Tunisie : la vérité sur le différend entre Ben Jeddou et Ridha Sfar

Le ministre délégué chargé de la sécurité nationale, Ridha Sfar, est revenu, jeudi 15 mai 2014, sur son différend avec le ministre de l’Intérieur, Lotfi Ben Jeddou.

« L’Etat des lieux est qu’il y a un ministre de l’Intérieur et un ministre chargé de la sécurité. Lotfi Ben Jeddou a été maintenu dans son poste. Moi, j’ai été promu vu mon expérience dans le domaine de la sécurité. Chacun a sa propre vision dans la gestion des dossiers sécuritaires », a-t-il précisé.
Le ministre a également évoqué, dans une interview accordée à Mosaïque FM, la motion de censure dont il a fait l’objet, ainsi que la ministre du Tourisme, Amel Karboul, sur fond de l’entrée des touristes israéliens en Tunisie. « Cette motion de censure était une procédure normale dans l’exercice des fonctions de chaque ministre dans le gouvernement », a souligné M. Sfar, estimant qu’il a répondu clairement aux questions des députés.
Interpellé sur la création d’un pôle spécialisé dans la lutte contre le terrorisme, annoncée par le Chef du gouvernement, le ministre délégué a fait savoir qu’il s’agit d’un pole mixte entre les parties sécuritaires et judiciaires. Ce pole permettra une meilleure préparation pour l’affrontement des dangers qui guettent le pays et une meilleure interprétation, par des magistrats formés dans le traitement des dossiers liés au terrorisme, des risques et des sensibilités créées par ce genre d’affaires, ainsi que la révision de la législation dans ce domaine. « Dans les neuf mois qui viennent, la menace terroriste reste élevée, selon M. Sfar, Ceci nécessite une coordination optimale entre les services de renseignement et les unités sur terrain, d’où vient l’idée de la création de ce pôle ».

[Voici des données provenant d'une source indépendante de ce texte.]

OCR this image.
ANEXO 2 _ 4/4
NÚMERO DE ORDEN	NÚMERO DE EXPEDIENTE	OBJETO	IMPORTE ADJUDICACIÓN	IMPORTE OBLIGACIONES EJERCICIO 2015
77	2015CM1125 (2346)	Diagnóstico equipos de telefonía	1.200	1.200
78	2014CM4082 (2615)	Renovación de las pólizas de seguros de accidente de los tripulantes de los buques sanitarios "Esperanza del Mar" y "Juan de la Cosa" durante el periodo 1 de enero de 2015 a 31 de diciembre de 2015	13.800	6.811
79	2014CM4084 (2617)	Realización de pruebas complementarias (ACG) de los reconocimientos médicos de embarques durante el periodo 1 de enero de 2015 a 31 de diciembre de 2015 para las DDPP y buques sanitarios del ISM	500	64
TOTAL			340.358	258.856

Ridha Sfar n’a pas manqué de souligner les efforts des unités sécuritaires tunisiennes, qui collaborent avec les autorités algériennes pour la lutte contre le terrorisme, notant qu’elles ont réussi plusieurs opérations préventives contre les terroristes qui se trouvent dans les régions frontalières avec ce pays voisin : « Les groupes qui se trouvent au Djebel Chaâmbi se comptent par des dizaines. Il y a des poches qui résistent, mais l’armée est parvenue à pénétrer dans les zones de retranchement des terroristes. Les terroristes sécurisent leurs camps en mettant des mines, c’est pourquoi il y a encore des mines qui explosent ».
Du côté des frontières avec la Libye, Ridha Sfar a affirmé que la situation est plus critique malgré les efforts considérables que fait le gouvernement libyen pour remettre l’ordre. Il a expliqué cette situation par l’existence des groupes terroristes en Libye, à l’instar d’Al Qaida et Ansar Al Chariaa tunisienne et libyenne, qui installent leurs camps d’entrainement dans les différentes régions libyennes. « Les efforts sont actuellement concentrés pour sécuriser les passages frontaliers surtout celui de Ras Jedir. Un système sécuritaire complet a été mis en place pour optimiser le travail de la douane et des unités sécuritaires sur place, et un programme sera également mis en place pour sécuriser les frontières tuniso-libyennes, à travers la création, dans un premier temps, d’une zone militaire fermée. De nouveaux matériels seront également fournis aux postes avancés de la Garde nationale », a-t-il ajouté.
En ce qui concerne l’affaire des fonctionnaires de l’ambassade de Tunisie enlevés à Tripoli, le ministre délégué a refusé de donner des détails, soulignant que des négociations sont en cours avec les parties officielles libyennes, ainsi qu’avec les ravisseurs pour la libération des Tunisiens. « Pour nous, les négociations se font avec les parties officielles libyennes qui ont leurs méthodes pour entrer en contact avec les ravisseurs. Il n’y a pas de négociations avec des terroristes », a-t-il conclu.